Es ist daher von entscheidender Bedeutung zu verstehen, daß wir es mit einem weit verbreiteten sozioökonomischen Zusammenbruch zu tun haben, der nun die Form einer Auflösung des Gesellschaftsvertrages annimmt – wie der Zusammenbruch der Beteiligung der Bürger an der Wahlpantomime belegt. Die eigentlichen Machthaber (die transnationale “Aristokratie”, deren Dienerin die Politik ist) werden weiterhin Konflikte und Spaltungen aller Art fördern, um die Implosion des Systems zu verschleiern und den autoritären Paradigmenwechsel voranzutreiben. Heute beginnt und endet jede Feindschaft, ob geopolitisch oder anderweitig, in der Hölle des Krisenkapitalismus, die von der Propagandamaschine unterstützt wird. Das Ende des Sozialismus in den 1980er Jahren hat den Schleier der “Maya” gelüftet. Seitdem ist, wie ein Buddhist sagen würde, “der Dualismus eine Illusion”: Es gibt nur ein einziges sozioökonomisches Dogma, und das funktioniert nicht mehr. Den Konsumkapitalismus am Leben zu erhalten, indem man die Schulden ins Unendliche ausdehnt, ist nun unmöglich oder offen selbstzerstörerisch. Der Berg an Schuldscheinen hat das überholt, was wir als Sicherheiten besitzen (unsere Vermögenswerte, unsere Arbeitskraft, unser “nacktes Leben”), während sich das Geld in Altpapier verwandelt. Der “Great Reset” ist ein Versuch, auf diese terminale Krise zu reagieren, indem er den Zugriff auf unser Leben vergrößert – während um uns herum die stille Angst vor einem bevorstehenden Weltuntergang wächst, vielleicht die einzige Emotion, die uns noch retten kann.
Anmerkungen
[1] George Orwell, 1984 (Mailand: Mondadori, 1950), S. 239.
[2] Ebd., S. 201.
[3] Vgl. Pier Paolo Pasolini, Il fascismo degli antifascisti (Mailand: Garzanti), 2018.

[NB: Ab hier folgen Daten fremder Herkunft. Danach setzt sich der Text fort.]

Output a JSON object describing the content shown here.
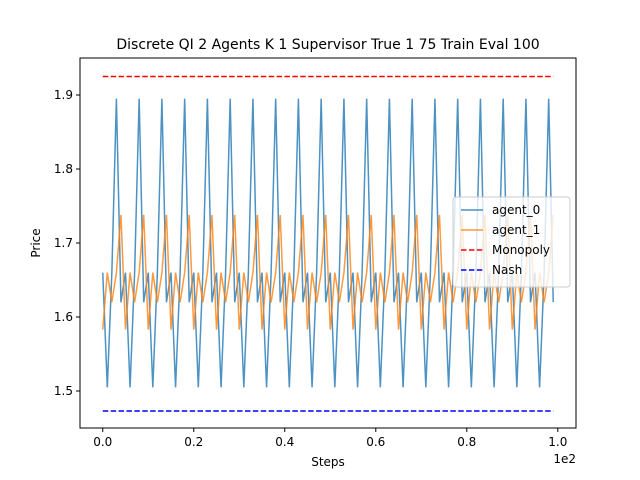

[4] Vgl. Robert Kurz, Schwarzbuch Kapitalismus. Ein Abgesang auf die Marktwirtschaft (Frankfurt: Eichborn Verlag), und The Capital World. Globalization and Internal Limits of the Modern Commodity-Producing System (Mailand: Meltemi, 2022).
[5) Hyperinflationszyklen in der globalisierten Welt gab es in Bolivien (1985), Argentinien (1989), Peru (1990), Nicaragua (1991), Bosnien (1992), der Ukraine (1992), Russland (1992), in Moldawien (1992), Armenien (1993), im Kongo (1993), in Jugoslawien (1994), in Georgien (1994), in Bulgarien (1997), in Venezuela (2016), in Simbabwe (2007/09 und 2017), im Libanon (2020-heute), etc.
[6] Emile Cioran, The Temptation to Exist (Dasein als Versuchung) (Mailand: Adelphi, 1984), S. 27.